L’incroyable traque d’un moteur d’A380 au Groenland

Mission accomplie ! Près de deux ans après l’explosion en vol d’un réacteur d’un A380 d’Air France au-dessus du Groenland, le Bureau d’enquêtes et d’analyses (BEA) a enfin mis la main sur la pièce de réacteur qu’il cherchait pour avancer son enquête : le « fan hub », ou moyeu de soufflante. Cette pièce en titane de 150 kilos, qui avait été projetée du moteur de l’avion à 11.300 mètres d’altitude, a été retrouvée sous quatre mètres de neige et de glace, au milieu d’une crevasse. Elle va être envoyée aux Etats-Unis, et examinée par le motoriste Engine Alliance, coentreprise entre GE et Pratt & Whitney, sous la supervision du BEA. L’accident, très spectaculaire et dont les causes n’ont toujours pas été précisément établies, n’avait heureusement pas fait de victime. L’A380 d’Air France, qui reliait Paris à Los Angeles, avait été dérouté vers l’aéroport militaire de Goose Bay (est du Canada), où il était resté immobilisé de longues semaines.
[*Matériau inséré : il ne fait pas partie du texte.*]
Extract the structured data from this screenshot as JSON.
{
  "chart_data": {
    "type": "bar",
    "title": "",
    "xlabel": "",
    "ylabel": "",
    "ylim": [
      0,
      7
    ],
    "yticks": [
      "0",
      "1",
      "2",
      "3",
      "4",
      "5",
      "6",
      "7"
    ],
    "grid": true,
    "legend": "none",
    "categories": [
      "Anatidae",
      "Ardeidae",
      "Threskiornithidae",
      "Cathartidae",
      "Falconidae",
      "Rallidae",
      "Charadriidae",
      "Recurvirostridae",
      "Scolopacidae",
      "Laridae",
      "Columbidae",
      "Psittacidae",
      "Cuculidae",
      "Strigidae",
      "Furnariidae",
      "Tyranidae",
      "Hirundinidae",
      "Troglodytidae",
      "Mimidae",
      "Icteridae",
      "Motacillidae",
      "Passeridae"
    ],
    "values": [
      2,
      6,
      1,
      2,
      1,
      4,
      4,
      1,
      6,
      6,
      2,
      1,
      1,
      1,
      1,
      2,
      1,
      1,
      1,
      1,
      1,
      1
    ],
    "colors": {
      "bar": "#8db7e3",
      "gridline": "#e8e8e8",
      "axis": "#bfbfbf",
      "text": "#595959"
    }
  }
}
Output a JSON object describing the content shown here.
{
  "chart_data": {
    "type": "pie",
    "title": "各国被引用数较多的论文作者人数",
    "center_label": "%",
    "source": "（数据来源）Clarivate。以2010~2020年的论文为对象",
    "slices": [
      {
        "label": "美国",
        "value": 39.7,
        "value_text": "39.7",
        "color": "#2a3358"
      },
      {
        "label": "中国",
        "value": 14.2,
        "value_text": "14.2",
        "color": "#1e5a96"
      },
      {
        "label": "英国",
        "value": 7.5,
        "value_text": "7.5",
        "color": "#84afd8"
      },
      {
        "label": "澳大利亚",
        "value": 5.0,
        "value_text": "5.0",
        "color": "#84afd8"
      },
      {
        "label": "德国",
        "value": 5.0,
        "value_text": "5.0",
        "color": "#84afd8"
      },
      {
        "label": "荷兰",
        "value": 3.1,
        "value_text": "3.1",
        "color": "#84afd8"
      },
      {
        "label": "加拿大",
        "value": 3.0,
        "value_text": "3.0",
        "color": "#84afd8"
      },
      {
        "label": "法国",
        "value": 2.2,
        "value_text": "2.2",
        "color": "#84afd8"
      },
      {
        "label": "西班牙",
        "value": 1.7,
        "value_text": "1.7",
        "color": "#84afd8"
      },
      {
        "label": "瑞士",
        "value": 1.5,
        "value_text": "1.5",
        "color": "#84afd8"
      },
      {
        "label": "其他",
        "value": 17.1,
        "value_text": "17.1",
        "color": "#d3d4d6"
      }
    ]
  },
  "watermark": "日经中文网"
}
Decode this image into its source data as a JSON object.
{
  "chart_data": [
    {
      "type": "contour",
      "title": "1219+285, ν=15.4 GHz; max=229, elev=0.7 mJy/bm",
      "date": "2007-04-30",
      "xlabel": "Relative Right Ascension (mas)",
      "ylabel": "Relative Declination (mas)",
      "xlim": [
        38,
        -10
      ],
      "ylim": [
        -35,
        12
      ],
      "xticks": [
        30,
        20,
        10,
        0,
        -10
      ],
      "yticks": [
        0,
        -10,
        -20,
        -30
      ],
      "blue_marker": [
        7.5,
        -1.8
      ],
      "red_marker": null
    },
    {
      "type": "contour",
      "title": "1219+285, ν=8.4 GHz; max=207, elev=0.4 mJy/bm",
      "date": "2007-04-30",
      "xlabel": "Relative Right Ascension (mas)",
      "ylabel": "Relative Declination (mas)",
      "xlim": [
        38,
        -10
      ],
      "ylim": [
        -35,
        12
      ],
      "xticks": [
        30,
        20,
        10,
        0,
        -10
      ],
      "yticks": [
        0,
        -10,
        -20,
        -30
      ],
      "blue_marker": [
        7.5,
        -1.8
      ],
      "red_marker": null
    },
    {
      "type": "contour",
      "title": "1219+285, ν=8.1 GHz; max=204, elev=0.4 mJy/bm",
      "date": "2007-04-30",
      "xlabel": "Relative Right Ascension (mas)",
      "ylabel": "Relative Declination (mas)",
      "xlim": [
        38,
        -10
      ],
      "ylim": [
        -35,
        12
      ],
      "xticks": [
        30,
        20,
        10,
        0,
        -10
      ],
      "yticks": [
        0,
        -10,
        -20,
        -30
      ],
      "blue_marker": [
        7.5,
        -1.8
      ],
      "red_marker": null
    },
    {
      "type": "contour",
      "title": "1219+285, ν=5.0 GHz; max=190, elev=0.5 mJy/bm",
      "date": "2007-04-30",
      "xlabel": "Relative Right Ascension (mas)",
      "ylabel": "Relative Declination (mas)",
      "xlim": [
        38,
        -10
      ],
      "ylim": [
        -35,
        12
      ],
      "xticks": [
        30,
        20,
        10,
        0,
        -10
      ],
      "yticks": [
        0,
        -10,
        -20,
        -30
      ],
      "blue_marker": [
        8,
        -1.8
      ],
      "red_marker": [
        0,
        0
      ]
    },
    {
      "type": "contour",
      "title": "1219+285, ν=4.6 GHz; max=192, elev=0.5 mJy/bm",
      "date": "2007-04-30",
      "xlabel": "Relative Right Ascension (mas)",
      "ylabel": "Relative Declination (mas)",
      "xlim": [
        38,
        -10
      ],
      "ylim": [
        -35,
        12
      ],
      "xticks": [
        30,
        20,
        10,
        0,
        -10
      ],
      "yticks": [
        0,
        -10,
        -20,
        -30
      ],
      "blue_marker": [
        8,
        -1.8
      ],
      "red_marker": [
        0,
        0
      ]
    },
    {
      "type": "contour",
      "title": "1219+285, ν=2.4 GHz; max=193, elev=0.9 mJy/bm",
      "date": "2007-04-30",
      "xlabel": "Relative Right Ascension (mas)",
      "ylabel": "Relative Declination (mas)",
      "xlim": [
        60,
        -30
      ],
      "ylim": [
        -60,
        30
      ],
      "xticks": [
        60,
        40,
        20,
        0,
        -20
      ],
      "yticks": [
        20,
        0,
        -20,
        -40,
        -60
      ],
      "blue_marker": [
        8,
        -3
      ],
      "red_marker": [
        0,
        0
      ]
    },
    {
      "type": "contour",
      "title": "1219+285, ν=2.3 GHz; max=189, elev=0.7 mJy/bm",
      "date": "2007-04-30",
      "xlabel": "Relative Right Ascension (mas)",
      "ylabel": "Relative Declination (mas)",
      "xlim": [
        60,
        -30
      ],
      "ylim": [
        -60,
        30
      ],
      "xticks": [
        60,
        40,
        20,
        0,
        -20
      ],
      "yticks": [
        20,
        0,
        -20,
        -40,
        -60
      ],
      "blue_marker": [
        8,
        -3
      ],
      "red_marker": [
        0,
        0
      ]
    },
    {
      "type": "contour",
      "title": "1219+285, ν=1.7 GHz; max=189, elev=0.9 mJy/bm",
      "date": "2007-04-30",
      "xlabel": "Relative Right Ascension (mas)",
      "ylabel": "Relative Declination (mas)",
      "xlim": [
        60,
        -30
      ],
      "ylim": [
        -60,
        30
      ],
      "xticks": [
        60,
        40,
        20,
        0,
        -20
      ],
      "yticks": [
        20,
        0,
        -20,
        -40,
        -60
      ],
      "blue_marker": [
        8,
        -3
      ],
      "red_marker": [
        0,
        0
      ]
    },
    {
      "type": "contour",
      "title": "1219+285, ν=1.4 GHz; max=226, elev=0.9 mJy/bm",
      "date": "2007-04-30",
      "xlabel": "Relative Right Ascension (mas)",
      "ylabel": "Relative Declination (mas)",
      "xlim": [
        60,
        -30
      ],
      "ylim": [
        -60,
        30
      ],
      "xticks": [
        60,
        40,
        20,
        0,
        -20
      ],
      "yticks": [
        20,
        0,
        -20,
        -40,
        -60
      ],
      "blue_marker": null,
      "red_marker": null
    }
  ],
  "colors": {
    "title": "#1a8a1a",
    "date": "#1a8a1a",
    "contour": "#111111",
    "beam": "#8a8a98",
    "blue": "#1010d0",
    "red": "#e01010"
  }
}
Retrouver la fameuse pièce s’est révélé un sacré tour de force technologique. Une première campagne de recherche par hélicoptère avait permis de retrouver quelques éléments légers du moteur. Mais les plus lourds, dont le fameux « fan hub », s’étaient enfoncés dans la glace et avaient été recouverts de neige. En mai 2018, le BEA, Airbus et Engine Alliance demandent de l’aide à l’Onera, le laboratoire de recherche aérospatiale français. Celui-ci dispose d’un équipement redoutable : un radar expérimental, baptisé SETHI (Système Expérimental de Télédétection Hyperfréquence Imageur), développé en interne. Cet outil, qui consiste en deux pods de 300 kilos embarqués sous les ailes d’un Falcon 20 de la société Avdef (filiale d’Airbus), est un véritable couteau suisse : il permet de bénéficier d’une imagerie radar à longue distance (plus de 70 km), de détecter des cibles mobiles, mais aussi de fournir des images en pénétrant sous le sol et sous le feuillage des arbres.

Trois tonnes d’équipements

C’est cette dernière capacité qui convainc les enquêteurs d’utiliser le fameux radar. En trois mois, la logistique est mise en place. En avril 2018, onze caisses d’un poids total de 2,8 tonnes sont déployées sur l’aéroport de Kangerlussuaq, à l’ouest du Groenland, qui servira de base opérationnelle pour le SETHI. L’Onera dépêche huit scientifiques, qui mettent en œuvre le radar durant un mois sur une zone de 60 km2. En huit vols, le sous-sol glacier de la zone survolée est cartographié, jusqu’à plus de 45 mètres sous la surface de la calotte glacière, grâce à des radars sur différentes bandes de fréquence (V/UHF, L et X).

Reste à traiter ces données. Des outils d’analyse avancés sont développés par l’Onera pour identifier la cible dans le sous-sol glacier. Pour minimiser l’effet du bruit de fond produit par la neige, un algorithme est développé pour fusionner 432 images radars différentes de 25 cm de résolution (représentant plus de 5 To de données) en une seule image. En février 2019, après dix mois d’efforts, l’équipe Onera touche au but. Elle met en évidence trois points de localisation possibles du fan hub : deux signaux faibles et un signal fort. Les enquêteurs, appuyés par le Geological Survey du Danemark et Groenland (GEUS), commencent par les deux premiers, qui présentent l’avantage d’être plus facilement accessibles. Mais c’est bien le signal le plus fort qui se révèle le bon : le fan hub est retrouvé sous quatre mètres de neige, grâce à l’aide d’un robot baptisé FrostyBoy.

Un Antonov à la rescousse

L’analyse de la pièce devrait permettre d’en savoir plus sur l’accident du 30 septembre 2017. L’A380 d’Air France, numéro de série MSN52, était resté deux long mois sur le tarmac de l’aéroport militaire de Goose Bay après l’accident. Pour permettre à l’appareil de redécoller, il fallait trouver un moteur qui puisse remplacer le réacteur endommagé. Un des scénarios envisageait de récupérer un moteur sur l’A380 stationné au musée de l’air et de l’espace du Bourget. Non connecté, il aurait juste permis de préserver le centrage de l’appareil. Finalement, un gros porteur ukrainien Antonov An-124 a apporté un moteur neuf, qui a permis à l’appareil de redécoller vers Paris fin 2017.